# Choke Collar Peekaboo



## Avengr13 (Feb 8, 2012)

I have always used a choke collar for training but I have always had short hair dogs. Her collar gets lost in the long fur by her neck. Any ideas?


----------



## Blondie (Oct 10, 2009)

Are you training a dog or a puppy? I too am of the old school of training with a choker collar. I had boxers as a kid and did obedience the old fashioned strict/rigid ways of by gone years. When I took Maggie to obedience as a 4 month old, I used a cotten materail choker collar. I don't really know what else people are using, but that training has really changed over the years. So much so, that I'm actually considering starting Maggie over at the beginning level. Eventually, hoping to achieve the CGC title. With positive training and clicker nowadays, it's all so different. I'm sure someone will come along who knows more about your collar inquiry.


----------



## Avengr13 (Feb 8, 2012)

Thanks for trying Blondie!


----------



## MikaTallulah (Jul 19, 2006)

I have always used a metal choke chain for training my Goldens. Right now at dog training though I have to use a martingale because they don't allow choke chains.

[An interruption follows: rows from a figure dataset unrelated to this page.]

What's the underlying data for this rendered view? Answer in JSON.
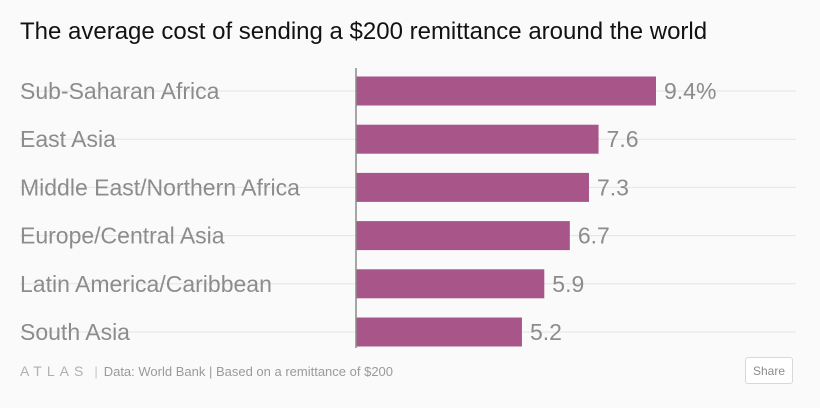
{
  "chart_data": {
    "type": "bar",
    "orientation": "horizontal",
    "title": "The average cost of sending a $200 remittance around the world",
    "categories": [
      "Sub-Saharan Africa",
      "East Asia",
      "Middle East/Northern Africa",
      "Europe/Central Asia",
      "Latin America/Caribbean",
      "South Asia"
    ],
    "values": [
      9.4,
      7.6,
      7.3,
      6.7,
      5.9,
      5.2
    ],
    "value_labels": [
      "9.4%",
      "7.6",
      "7.3",
      "6.7",
      "5.9",
      "5.2"
    ],
    "bar_color": "#a8568a",
    "xlim": [
      0,
      9.4
    ],
    "grid": true
  },
  "footer": {
    "logo": "ATLAS",
    "separator": "|",
    "source": "Data:  World Bank | Based on a remittance of $200",
    "share_label": "Share"
  }
}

Why do you need to worry out choke chain peek a boo? They should only wear it during training and it should be removed after to prevent accidental chokings. When training a leash would be attached to it.


----------



## Golden Oliver (Dec 18, 2011)

Oliver is in puppy class (he's 5 months) and the trainer suggested a cotton choke collar. I've tried it and it's helping. I only put it on when we go for a walk and while at puppy class. It's quite tight but the trainer says it's the right size for him.


----------



## JDandBigAm (Aug 25, 2008)

I have a Spindrift Martingale Cozy collar that is fleece lined to protect neck hair breakage. I think you would be happy with a collar like this one.


----------